Understanding the Tensor Product through Monads
Mark Hay
Note: This article presumes some prior knowledge of Monad/Functor/Applicative
I saw this on the Wikipedia page for Kronecker product:
The first thought that came to my mind was “Hey, that looks like a Monad!” Specifically, multiplying every element of A
by B
, then flattening the result reminds me of the List
Monad instance, where bind
is equivalent to flatMap
: first map the function a -> [b]
to get a nested list [[b]]
, then flatten the nesting to get [b]
. In the same way, the Kronecker product creates a series of nested matrices, which are then flattened into a normal 2D matrix by displaying each of the inner matrices in block format.

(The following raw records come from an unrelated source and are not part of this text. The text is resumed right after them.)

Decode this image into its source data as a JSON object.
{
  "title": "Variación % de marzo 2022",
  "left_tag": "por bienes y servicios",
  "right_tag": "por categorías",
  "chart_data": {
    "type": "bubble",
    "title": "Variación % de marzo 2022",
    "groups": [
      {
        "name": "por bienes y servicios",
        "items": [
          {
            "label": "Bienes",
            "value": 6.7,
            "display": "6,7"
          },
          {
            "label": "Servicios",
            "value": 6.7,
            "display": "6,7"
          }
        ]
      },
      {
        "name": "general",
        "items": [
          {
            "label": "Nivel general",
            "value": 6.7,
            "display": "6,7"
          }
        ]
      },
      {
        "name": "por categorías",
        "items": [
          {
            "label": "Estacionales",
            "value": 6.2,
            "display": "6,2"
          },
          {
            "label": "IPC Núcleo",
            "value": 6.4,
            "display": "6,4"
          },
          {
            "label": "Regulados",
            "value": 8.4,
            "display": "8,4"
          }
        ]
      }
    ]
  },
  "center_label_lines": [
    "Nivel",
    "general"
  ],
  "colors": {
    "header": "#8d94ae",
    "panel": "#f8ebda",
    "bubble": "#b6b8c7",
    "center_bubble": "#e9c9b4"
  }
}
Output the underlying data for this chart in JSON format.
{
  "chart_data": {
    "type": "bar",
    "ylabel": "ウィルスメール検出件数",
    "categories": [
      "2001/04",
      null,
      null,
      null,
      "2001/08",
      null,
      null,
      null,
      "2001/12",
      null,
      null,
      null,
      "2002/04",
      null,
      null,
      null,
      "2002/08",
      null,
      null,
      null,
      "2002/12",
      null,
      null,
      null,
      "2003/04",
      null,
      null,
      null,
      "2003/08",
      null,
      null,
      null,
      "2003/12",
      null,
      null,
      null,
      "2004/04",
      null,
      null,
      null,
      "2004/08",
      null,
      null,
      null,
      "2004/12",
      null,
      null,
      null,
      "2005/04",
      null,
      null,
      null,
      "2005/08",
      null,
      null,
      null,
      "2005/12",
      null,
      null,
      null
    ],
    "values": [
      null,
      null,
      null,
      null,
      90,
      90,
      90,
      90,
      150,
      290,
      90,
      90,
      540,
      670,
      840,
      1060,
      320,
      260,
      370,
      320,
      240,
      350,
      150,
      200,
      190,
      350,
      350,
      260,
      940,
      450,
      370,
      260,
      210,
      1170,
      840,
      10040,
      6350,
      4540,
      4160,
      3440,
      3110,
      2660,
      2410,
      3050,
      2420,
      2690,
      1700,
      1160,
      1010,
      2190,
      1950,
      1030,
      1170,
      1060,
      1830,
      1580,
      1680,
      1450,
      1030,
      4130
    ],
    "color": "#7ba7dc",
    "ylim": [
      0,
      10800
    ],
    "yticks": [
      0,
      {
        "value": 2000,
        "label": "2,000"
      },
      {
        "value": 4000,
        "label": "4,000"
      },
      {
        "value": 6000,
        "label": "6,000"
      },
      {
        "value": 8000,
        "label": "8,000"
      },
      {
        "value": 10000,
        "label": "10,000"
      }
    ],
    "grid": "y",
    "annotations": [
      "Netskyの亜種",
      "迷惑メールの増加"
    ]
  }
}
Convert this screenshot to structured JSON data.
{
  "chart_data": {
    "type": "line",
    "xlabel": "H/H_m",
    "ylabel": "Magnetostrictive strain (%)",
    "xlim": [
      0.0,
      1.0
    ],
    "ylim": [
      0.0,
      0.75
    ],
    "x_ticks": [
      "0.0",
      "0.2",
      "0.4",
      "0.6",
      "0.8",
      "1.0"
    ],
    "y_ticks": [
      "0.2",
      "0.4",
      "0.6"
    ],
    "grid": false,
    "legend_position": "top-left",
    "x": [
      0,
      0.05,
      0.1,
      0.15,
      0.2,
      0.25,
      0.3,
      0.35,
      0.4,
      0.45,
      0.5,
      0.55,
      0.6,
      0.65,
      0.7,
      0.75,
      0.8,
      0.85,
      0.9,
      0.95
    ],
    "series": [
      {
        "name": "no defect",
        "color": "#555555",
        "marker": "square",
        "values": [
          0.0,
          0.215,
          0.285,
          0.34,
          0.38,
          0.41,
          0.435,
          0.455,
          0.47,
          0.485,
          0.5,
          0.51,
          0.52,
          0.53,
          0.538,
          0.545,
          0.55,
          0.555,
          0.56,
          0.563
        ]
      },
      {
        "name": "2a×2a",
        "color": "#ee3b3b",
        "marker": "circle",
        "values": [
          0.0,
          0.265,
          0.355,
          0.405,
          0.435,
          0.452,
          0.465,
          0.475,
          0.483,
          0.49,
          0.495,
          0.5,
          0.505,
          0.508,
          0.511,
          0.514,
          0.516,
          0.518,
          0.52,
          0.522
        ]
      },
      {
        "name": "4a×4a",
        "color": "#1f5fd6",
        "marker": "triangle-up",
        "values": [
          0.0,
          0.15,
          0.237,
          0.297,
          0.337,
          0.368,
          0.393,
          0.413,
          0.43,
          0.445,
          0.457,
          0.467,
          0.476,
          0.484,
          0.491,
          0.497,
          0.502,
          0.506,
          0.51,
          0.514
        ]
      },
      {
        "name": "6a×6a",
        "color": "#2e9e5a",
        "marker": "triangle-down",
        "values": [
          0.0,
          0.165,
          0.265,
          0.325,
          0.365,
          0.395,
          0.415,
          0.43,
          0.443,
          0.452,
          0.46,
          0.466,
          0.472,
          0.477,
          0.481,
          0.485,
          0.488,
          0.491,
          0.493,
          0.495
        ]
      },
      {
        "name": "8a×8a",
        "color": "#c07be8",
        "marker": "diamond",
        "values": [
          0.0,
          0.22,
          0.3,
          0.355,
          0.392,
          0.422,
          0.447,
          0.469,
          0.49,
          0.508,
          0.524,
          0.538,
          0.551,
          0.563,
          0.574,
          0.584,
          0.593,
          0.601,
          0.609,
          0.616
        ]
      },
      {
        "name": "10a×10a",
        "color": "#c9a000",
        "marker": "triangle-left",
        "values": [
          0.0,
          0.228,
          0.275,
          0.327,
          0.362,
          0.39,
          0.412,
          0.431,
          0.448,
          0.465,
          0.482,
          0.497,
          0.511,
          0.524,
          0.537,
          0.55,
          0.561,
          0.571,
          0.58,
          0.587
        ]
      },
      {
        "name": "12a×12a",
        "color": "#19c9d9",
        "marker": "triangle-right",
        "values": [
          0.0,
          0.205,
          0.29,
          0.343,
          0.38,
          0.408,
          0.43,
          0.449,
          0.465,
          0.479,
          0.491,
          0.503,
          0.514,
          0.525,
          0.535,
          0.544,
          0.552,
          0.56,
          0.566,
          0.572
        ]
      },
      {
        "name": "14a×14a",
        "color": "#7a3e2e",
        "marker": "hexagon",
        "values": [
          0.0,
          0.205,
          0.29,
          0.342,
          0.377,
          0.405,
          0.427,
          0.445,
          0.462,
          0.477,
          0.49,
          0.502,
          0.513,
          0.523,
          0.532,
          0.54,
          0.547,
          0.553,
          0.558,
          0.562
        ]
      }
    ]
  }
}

Let’s see if we can code it up in Haskell:
-- Matrix with unrestricted dimension
newtype Matrix a = Matrix { unMatrix :: [[a]] }
-- Show instance for convenience
instance Show a => Show (Matrix a) where
show (Matrix m) = show m
-- fmap: map the function across every single element of the matrix
instance Functor Matrix where
fmap f = Matrix . map (map f) . unMatrix
Here we define a Matrix
type as a nested list, a Show
instance for convenience, and a Functor
instance where we define how to map
a function across every element of a Matrix
.
ghci> Matrix [[1,2],[3,4]]
[
[1,2],
[3,4]
]
-- Multiply every element by 10
ghci> fmap (*10) (Matrix [[1,2],[3,4]])
[
[10,20],
[30,40]
]
Here’s an illustration of the previous example:
Now we get to Applicative
instance. pure
is easy – just make a single element matrix. But what about <*> :: f (a -> b) -> f a -> f b
? How do we apply a Matrix
of functions to a Matrix
of single elements? It turns out that we can do exactly what is shown in the picture at the beginning of the article! We can simply apply each function we have in the Matrix
:
blockedAp :: Matrix (a -> b) -> Matrix a -> Matrix (Matrix b)
blockedAp (Matrix ff) a = Matrix $
for ff $ \row ->
for row $ \f ->
fmap f a
This function doesn’t get us fully there; it returns a nested Matrix (Matrix b)
, where the definition of <*>
asks for a Matrix b
. But this is just a block matrix:
And just like in the Kronecker product, we can flatten the blocked matrix:
-- Flatten a block matrix
unblock :: Matrix (Matrix a) -> Matrix a
unblock (Matrix mm) = Matrix $ concatMap (foldl unblockRow []) mm
where
unblockRow [] (Matrix m) = m
unblockRow acc (Matrix m) = zipWith (++) acc m
We can then put these together and get the Applicative
instance.
instance Applicative Matrix where
pure v = Matrix [[v]]
(<*>) ff a = unblock (blockedAp ff a)
ghci> ff = Matrix [[(*2), (*3)], [(*4), (*5)]]
ghci> a = Matrix [[1, 10], [100, 1000]]
ghci> ff <*> a
[
[2,20,3,30],
[200,2000,300,3000],
[4,40,5,50],
[400,4000,500,5000]
]
ghci>
Now we can define the Kronecker product in terms of the Applicative
:
ghci> kronecker a b = (fmap (*) a) <*> b
ghci> kronecker (Matrix [[2,4]]) a
[
[2,20,4,40],
[200,2000,400,4000]
]
But what about Monad
? I tried to derive a Monad
instance using unblock
and fmap
, but it’s not necessarily lawful, because the function argument to bind
can return different matrix sizes for different inputs. For example:
ghci> let f x = if x == 0 then Matrix [[]] else Matrix [[1,2],[3,4]]
ghci> (Matrix [[0,2]] >>= f) >>= return
[[1,2]]
ghci> (Matrix [[0,2]]) >>= (\x -> f x >>= return)
[[1,2],[3,4]]
This violates the monad associativity law: (m >>= g) >>= h = m >>= (\x -> g x >>= return)
. So we have to settle for Applicative
unless there’s a different, lawful definition.